Last October, the Communications, Energy and Paperworkers union won an injunction against the testing and a judge ordered the matter be settled by arbitration.
Justice Jean Cote spoke for the majority opinion and called Suncor’s plans for drug testing “a significant breach of worker’s rights” while upholding an injunction that will prohibit the company from testing employees without cause.
The union had argued random testing is an affront to basic human rights, and the Alberta Federation of Labour called the court decision a victory.
“Employers like drug testing programs because they give the impression that something decisive is being done about safety,” Federation president Gil McGowan said in a news release.
“But these programs don’t improve safety. Employers know that, so it’s little more than very expensive public relations.”
Suncor spokeswoman Sneh Seetal (Suh-nay) (SEE-tahl) said Wednesday night that the oilsands giant is disappointed in the court’s ruling.
“We know alcohol and drugs are a pressing safety concern at our Wood Buffalo sites and we will present evidence to support this during the arbitration process.”

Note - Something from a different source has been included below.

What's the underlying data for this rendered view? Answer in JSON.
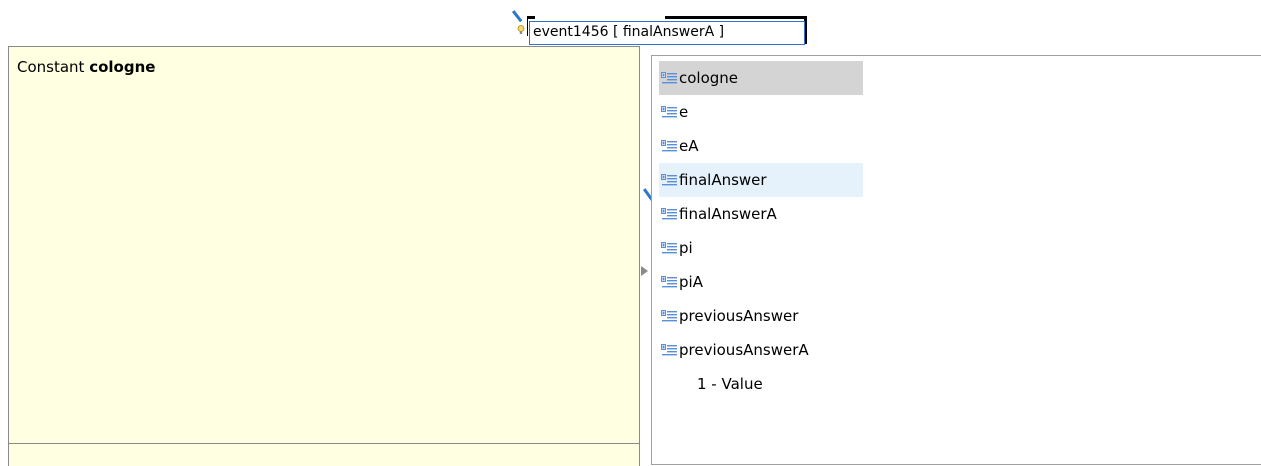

She said three of the seven workers who died while on the job at Suncor’s site since 2000 were under the influence of alcohol or drugs at the time.
Suncor is obligated to provide a safe work site for all of their employees, contractors and visitors and the company is doing what it feels is necessary to fulfil that commitment, Seetal said.
“Random testing is one component of an already comprehensive program that includes other testing, training, educational initiatives and support for those who need assistance. The goal of that program is to make sure our folks go home safely at the end of their shifts.”
The union has agreed to certain types of drug testing in its collective agreement, including pre-employment screening and with-cause drug testing, and says there is no evidence that random drug testing makes workplaces safer.
A similar case involving the same union and Irving Pulp and Paper Ltd. in New Brunswick is to go before the Supreme Court of Canada on Dec. 7.